In another two hours, Volunteer Park would be a drug and sex bazaar. Despite its view, the tower was not a place frequented by the pin-striped set. She had clearly chosen it carefully. Daphne was not given to acts of spontaneity. She desired a clandestine meeting—and he had to wonder why.

He reached the open-air lookout at the top of the tower. It had a cement floor and evenly spaced viewing windows crosshatched with heavy-gauge steel to prevent flyers from testing their wings, or projectiles from landing on passersby.

Daphne held her arms crossed tightly, accentuating an anxiety uncommon in her. Her brown hair spilled over her face hiding her eyes, and when she cleared it, he saw fear where there was usually the spark of excitement. Her square-shouldered, assertive posture collapsed in sagging defeat.

She wore the same blue slacks and cotton sweater he had seen her wearing at work. She had not been to her houseboat yet. “What is it?” he asked, worried by this look of hers.

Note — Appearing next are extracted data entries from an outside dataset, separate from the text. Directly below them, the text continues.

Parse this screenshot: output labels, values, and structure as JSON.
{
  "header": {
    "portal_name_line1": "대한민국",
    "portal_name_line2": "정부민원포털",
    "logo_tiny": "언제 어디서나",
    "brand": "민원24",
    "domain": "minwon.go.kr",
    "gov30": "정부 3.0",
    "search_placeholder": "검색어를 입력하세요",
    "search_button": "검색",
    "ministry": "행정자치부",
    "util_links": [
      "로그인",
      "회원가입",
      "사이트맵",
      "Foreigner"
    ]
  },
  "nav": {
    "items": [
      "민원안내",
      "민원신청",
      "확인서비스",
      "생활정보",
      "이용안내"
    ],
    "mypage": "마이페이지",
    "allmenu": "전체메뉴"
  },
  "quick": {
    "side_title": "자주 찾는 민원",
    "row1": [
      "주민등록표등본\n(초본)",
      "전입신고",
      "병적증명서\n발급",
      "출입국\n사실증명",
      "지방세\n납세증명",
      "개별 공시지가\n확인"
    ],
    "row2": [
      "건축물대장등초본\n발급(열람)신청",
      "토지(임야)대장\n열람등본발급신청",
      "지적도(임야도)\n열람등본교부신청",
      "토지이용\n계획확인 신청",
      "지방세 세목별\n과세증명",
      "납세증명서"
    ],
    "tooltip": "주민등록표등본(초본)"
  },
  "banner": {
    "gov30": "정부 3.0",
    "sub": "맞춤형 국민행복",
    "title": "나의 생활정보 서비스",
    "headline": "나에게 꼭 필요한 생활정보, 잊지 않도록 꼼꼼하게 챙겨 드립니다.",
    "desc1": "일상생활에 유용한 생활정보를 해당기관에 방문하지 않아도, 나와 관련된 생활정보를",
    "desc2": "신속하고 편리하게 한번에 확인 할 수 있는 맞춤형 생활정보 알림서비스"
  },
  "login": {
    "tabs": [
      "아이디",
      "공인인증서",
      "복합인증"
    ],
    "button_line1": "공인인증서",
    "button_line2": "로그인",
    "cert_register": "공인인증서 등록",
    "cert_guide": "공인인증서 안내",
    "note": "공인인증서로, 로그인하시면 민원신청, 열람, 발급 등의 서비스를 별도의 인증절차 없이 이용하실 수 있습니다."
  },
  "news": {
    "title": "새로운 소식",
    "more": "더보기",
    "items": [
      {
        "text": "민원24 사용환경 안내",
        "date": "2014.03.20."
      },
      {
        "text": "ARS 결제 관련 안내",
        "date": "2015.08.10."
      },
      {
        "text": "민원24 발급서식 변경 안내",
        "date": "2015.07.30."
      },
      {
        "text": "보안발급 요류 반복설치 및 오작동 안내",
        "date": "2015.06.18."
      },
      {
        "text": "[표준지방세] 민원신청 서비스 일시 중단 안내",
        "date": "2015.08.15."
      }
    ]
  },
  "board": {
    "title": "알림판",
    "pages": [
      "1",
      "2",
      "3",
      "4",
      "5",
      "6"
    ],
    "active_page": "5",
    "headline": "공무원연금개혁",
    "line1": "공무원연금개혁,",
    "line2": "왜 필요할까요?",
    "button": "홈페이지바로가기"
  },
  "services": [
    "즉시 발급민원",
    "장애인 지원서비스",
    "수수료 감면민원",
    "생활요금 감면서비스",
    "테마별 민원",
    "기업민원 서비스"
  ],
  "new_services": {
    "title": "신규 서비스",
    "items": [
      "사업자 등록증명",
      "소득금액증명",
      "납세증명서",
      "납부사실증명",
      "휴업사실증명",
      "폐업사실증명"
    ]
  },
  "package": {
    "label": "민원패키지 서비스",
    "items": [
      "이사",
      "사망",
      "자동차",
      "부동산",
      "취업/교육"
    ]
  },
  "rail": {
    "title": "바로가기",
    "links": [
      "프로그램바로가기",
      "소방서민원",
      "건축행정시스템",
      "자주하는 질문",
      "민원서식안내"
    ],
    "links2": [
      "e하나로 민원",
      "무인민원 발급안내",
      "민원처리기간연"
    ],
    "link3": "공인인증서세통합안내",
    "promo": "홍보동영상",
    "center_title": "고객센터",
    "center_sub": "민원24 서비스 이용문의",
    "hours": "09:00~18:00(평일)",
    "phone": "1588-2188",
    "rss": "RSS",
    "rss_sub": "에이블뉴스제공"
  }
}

Her chin cast a shadow hiding the scar on her neck. She did not answer immediately. “It’s a potential
black hole
,” she explained—a difficult if not impossible case to solve, and with political overtones. And then he understood: She had bypassed the proper procedures to give him a chance to sidestep this investigation before he formally inherited it at the cop shop. Why she would have a
black hole
in the first place confused him. The department’s psychologist did not lead investigations; she kept cops from swallowing barrels, and profiled the loonies that kept Boldt and the others chasing body bags. She assisted in interrogations. She could take any side of any discussion and make a convincing argument out of it. She was the best listener he knew.